Оставив около Башира бутылку воды, парни расширили проем в руинах здания и осторожно проникли внутрь.
Сара
Время словно разграничилось на «до» и «после», на счастье и горе, и сколько еще этого горя придется испить, Сара не знала.
Башир был замечательным доктором, детским хирургом, можно сказать, от Бога, и она сначала влюбилась в него как в профессионала, наблюдая, как в самых сложных случаях он спасает ребенка, выходит победителем из схватки со смертью. Она – молоденькая медсестра, никогда не считавшая себя достаточно красивой и умной, сначала даже не поверила, что тот, кто стал для нее практически кумиром, обратил на нее внимание. Это было чем-то фантастическим, из области грез и сказок, и в то же время она безоговорочно поверила Баширу, когда он сказал, что любит и хочет жениться.
Свадьба, беременность. Сара была счастлива, что может подарить любимому мужчине ребенка... А потом в их город пришла война, и мир разделился на «до» и «после».
Этой ночью, притворившись спящей, она прекрасно слышала разговор мужчин, да и сама понимала, что надо уходить – нет ни медикаментов, ни воды, они бессильны, а это так страшно, видеть, как маленький человек умирает, и не иметь возможности ему помочь...
Слышала она и как Ахмет ругался с Баширом, но не вмешалась, да и что бы она сказала, и кто стал бы ее слушать?
Сара очень хотела пить, от жары и пыли мутилось в голове, и она прилегла около стены – там легче было переносить пекло, снизу хоть немного тянуло прохладой. Немного отдохнув, женщина встала и пошла помогать врачам – ничьи руки были тут не лишними.
Последнее, что она видела, прежде чем потерять сознание, был Башир, стоящий у выхода. Потом раздался сильный грохот, и земля ушла из-под ног. Падая, Сара инстинктивно попыталась поберечь живот...
Очнулась, когда какой-то незнакомый кудрявый парень светил ей в лицо налобным фонариком и проверял пульс.
– Жива? – спросил он по-английски с незнакомым акцентом. – Где тут Сара?

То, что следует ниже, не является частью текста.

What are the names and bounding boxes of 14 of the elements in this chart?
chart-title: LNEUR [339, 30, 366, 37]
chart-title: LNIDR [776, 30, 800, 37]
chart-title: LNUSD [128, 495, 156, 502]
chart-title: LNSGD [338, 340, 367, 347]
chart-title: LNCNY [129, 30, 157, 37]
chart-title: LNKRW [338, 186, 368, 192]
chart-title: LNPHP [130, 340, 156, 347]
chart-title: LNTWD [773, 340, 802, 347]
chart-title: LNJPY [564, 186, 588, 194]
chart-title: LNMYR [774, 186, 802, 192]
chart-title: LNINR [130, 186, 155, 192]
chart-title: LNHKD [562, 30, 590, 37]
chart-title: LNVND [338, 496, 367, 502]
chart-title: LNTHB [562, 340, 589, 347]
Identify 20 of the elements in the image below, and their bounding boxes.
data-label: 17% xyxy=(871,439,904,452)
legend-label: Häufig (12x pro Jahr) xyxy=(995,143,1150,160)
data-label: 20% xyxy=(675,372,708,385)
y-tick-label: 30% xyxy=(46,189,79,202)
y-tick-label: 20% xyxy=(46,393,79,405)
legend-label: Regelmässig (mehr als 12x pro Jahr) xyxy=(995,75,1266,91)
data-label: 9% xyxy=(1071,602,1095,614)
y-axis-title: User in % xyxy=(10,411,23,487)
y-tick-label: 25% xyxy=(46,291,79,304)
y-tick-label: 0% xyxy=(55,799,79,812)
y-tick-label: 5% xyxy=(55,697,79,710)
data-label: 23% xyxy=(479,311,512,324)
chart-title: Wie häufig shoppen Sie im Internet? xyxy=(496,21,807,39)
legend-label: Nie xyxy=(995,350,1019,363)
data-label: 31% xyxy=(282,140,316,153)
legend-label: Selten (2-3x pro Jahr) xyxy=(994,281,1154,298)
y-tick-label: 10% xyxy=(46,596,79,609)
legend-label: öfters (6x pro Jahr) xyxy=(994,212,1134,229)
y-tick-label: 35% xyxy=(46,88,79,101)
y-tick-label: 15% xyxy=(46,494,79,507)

– Это я, – произнесла не очень разборчиво, – пить.
– Вода там, – парень показал рукой куда-то в сторону. – Сейчас попробуем тебя вытащить.
Он ушел и через какое-то время вернулся с другим – светловолосым высоким мужчиной. Они обсуждали что-то на незнакомом языке, похоже, даже ругались, при этом второй зачем-то употреблял французские бранные слова, потом первый снова ушел.
Сара не могла сказать, как долго он отсутствовал. Она вообще уже потеряла счет времени и соображала довольно плохо от духоты и жары, поэтому свершено не сопротивлялась, когда мужчины подняли ее, положили на какую-то ткань и потащили. Яркое солнце ударило в глаза, и дышать стало совсем трудно, правда светловолосый тут же приложил к ее губам бутылку воду, и Сара стала жадно пить большими глотками, обливаясь и захлебываясь.
– Сара, ты жива... – знакомый голос заставил сердце радостно забиться. Она с трудом села и увидела совсем рядом Башира, который тоже сидел на земле, держа руками голову, словно боялся, что она вот-вот отвалится.
Парни снова о чем-то переговорили между собой, потом светловолосый, которого звали Макс, велел всем садиться в машину, потому что надо было срочно уезжать.
Макс
Хорошо, что Гоша запасливый, вот и пригодился кусок брезентухи, подобранный им где-то, бережно свернутый и положенный в машину. Надо быстро грузиться и ехать, а то, кто его знает, когда начнется очередная бомбежка или артобстрел.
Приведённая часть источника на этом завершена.